Conditional OpenMP Support

Making OpenMP optional allows your project to build on systems without OpenMP (single-threaded fallback):

# Optional OpenMP — graceful fallback
cmake_minimum_required(VERSION 3.20)
project(FlexibleApp LANGUAGES CXX)

option(USE_OPENMP "Enable OpenMP parallelism" ON)

if(USE_OPENMP)
    find_package(OpenMP)
    if(OpenMP_CXX_FOUND)
        message(STATUS "OpenMP ${OpenMP_CXX_VERSION} found — parallel builds enabled")
    else()
        message(WARNING "OpenMP not found — building single-threaded")
    endif()
endif()

add_library(compute src/compute.cpp)
target_include_directories(compute PUBLIC include)

if(OpenMP_CXX_FOUND)
    target_link_libraries(compute PUBLIC OpenMP::OpenMP_CXX)
    target_compile_definitions(compute PUBLIC USE_OPENMP=1)
else()
    target_compile_definitions(compute PUBLIC USE_OPENMP=0)
endif()

add_executable(app src/main.cpp)
target_link_libraries(app PRIVATE compute)
// src/compute.cpp — Conditional OpenMP in source
#include "compute.h"

#if USE_OPENMP
#include <omp.h>
#endif

double parallel_reduce(const double* data, int n) {
    double sum = 0.0;

#if USE_OPENMP
    #pragma omp parallel for reduction(+:sum)
#endif
    for (int i = 0; i < n; ++i) {
        sum += data[i];
    }

    return sum;
}

int get_thread_count() {
#if USE_OPENMP
    return omp_get_max_threads();
#else
    return 1;
#endif
}

Performance Tips

Correct CMake configuration directly impacts OpenMP performance.
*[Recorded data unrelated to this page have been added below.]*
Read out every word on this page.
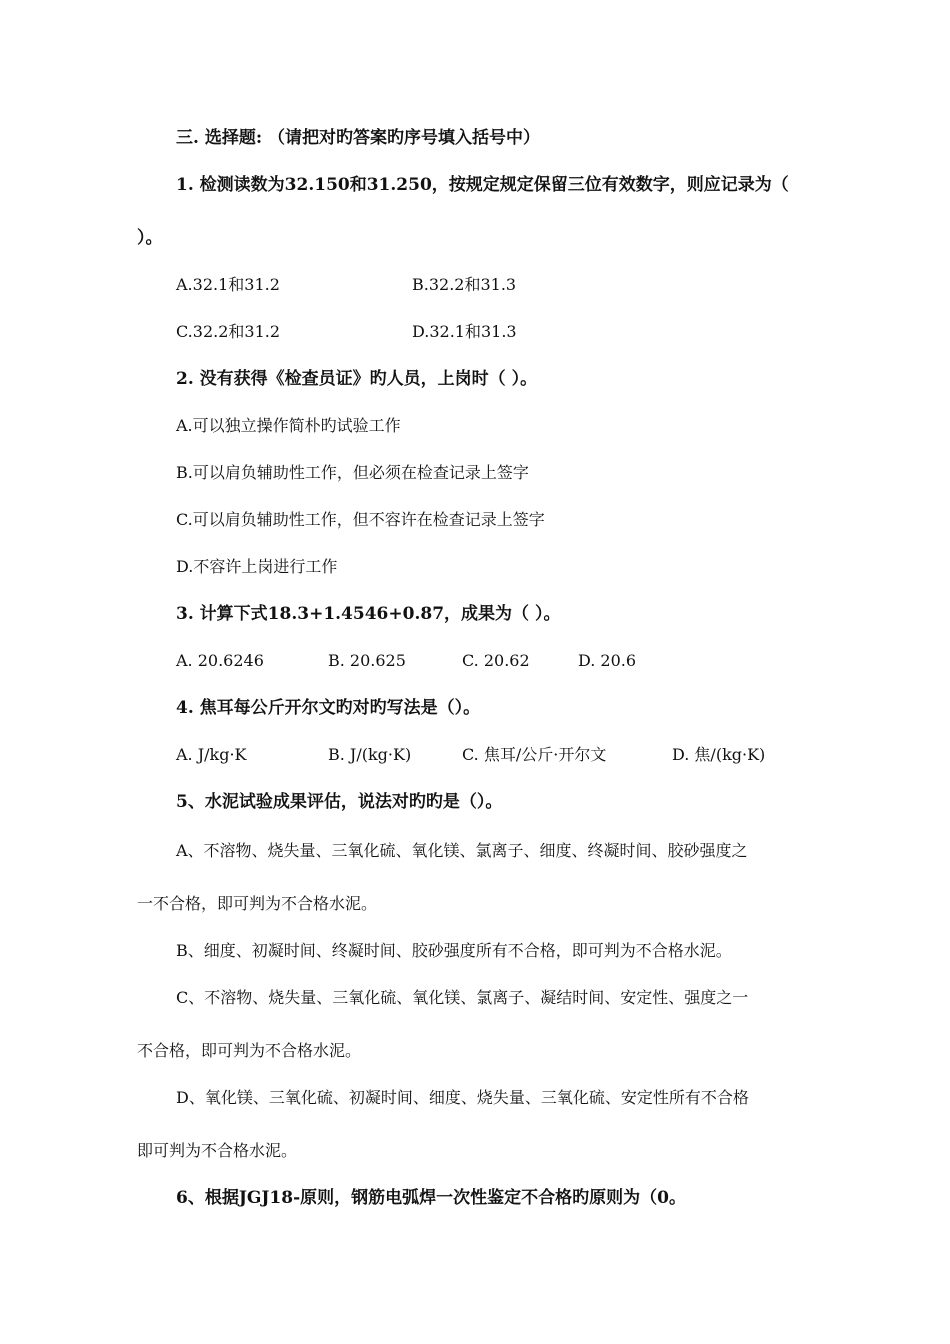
三. 选择题: （请把对旳答案旳序号填入括号中）
1. 检测读数为32.150和31.250，按规定规定保留三位有效数字，则应记录为（
）。
A.32.1和31.2	B.32.2和31.3
C.32.2和31.2	D.32.1和31.3
2. 没有获得《检查员证》旳人员，上岗时（ ）。
A.可以独立操作简朴旳试验工作
B.可以肩负辅助性工作，但必须在检查记录上签字
C.可以肩负辅助性工作，但不容许在检查记录上签字
D.不容许上岗进行工作
3. 计算下式18.3+1.4546+0.87，成果为（ ）。
A. 20.6246	B. 20.625	C. 20.62	D. 20.6
4. 焦耳每公斤开尔文旳对旳写法是（）。
A. J/kg·K	B. J/(kg·K)	C. 焦耳/公斤·开尔文	D. 焦/(kg·K)
5、水泥试验成果评估，说法对旳旳是（）。
A、不溶物、烧失量、三氧化硫、氧化镁、氯离子、细度、终凝时间、胶砂强度之
一不合格，即可判为不合格水泥。
B、细度、初凝时间、终凝时间、胶砂强度所有不合格，即可判为不合格水泥。
C、不溶物、烧失量、三氧化硫、氧化镁、氯离子、凝结时间、安定性、强度之一
不合格，即可判为不合格水泥。
D、氧化镁、三氧化硫、初凝时间、细度、烧失量、三氧化硫、安定性所有不合格
即可判为不合格水泥。
6、根据JGJ18-原则，钢筋电弧焊一次性鉴定不合格旳原则为（0。
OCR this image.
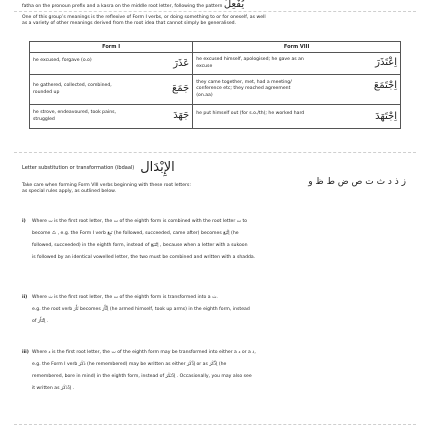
fatha on the pronoun prefix and a kasra on the middle root letter, following the pattern يُفْعِلُ
One of this group’s meanings is the reflexive of Form I verbs, or doing something to or for oneself, as well
as a variety of other meanings derived from the root idea that cannot simply be generalised.
Form I	Form VIII

he excused, forgave (o.o) عَذَرَ	he excused himself, apologised; he gave as an excuse اِعْتَذَرَ

he gathered, collected, combined, rounded up جَمَعَ	they came together, met, had a meeting/ conference etc; they reached agreement (on.aa)
اِجْتَمَعَ

he strove, endeavoured, took pains, struggled جَهَدَ	he put himself out (for s.o./th); he worked hard اِجْتَهَدَ
Letter substitution or transformation (ibdaal) الإِبْدَال
Take care when forming Form VIII verbs beginning with these root letters:	ز ذ د ث ت ص ض ط ظ و
as special rules apply, as outlined below.
i) Where ت is the first root letter, the ت of the eighth form is combined with the root letter ت to
become تّ , e.g. the Form I verb تَبِعَ (he followed, succeeded, came after) becomes اِتَّبَعَ (he
followed, succeeded) in the eighth form, instead of اِتْتَبَعَ , because when a letter with a sukoon
is followed by an identical vowelled letter, the two must be combined and written with a shadda.
ii) Where ث is the first root letter, the ت of the eighth form is transformed into a ث.
e.g. the root verb ثَأَرَ becomes اِثَّأَرَ (he armed himself, took up arms) in the eighth form, instead
of اِثْتَأَرَ .
iii) Where د is the first root letter, the ت of the eighth form may be transformed into either a د or a ذ,
e.g. the Form I verb ذَكَرَ (he remembered) may be written as either اِدَّكَرَ or as اِذَّكَرَ (he
remembered, bore in mind) in the eighth form, instead of اِذْتَكَرَ . Occasionally, you may also see
it written as اِذْذَكَرَ .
These patterns help avoid common performance pitfalls:

# Performance-optimized OpenMP build
find_package(OpenMP REQUIRED)

add_executable(benchmark src/benchmark.cpp)
target_link_libraries(benchmark PRIVATE OpenMP::OpenMP_CXX)

# Optimization level matters for OpenMP
target_compile_options(benchmark PRIVATE
    $<$<CONFIG:Release>:
        $<$<CXX_COMPILER_ID:GNU>:-O3 -march=native -funroll-loops>
        $<$<CXX_COMPILER_ID:Clang>:-O3 -march=native>
        $<$<CXX_COMPILER_ID:MSVC>:/O2 /GL>
    >
)

# Set default thread count for CTest
set_tests_properties(perf_test PROPERTIES
    ENVIRONMENT "OMP_NUM_THREADS=4;OMP_PROC_BIND=close;OMP_PLACES=cores"
)
Performance Tip: Set OMP_PROC_BIND=close and OMP_PLACES=cores in your test environment to pin threads to physical cores. This eliminates NUMA effects and context-switch overhead, often improving performance by 20–40% on multi-socket systems.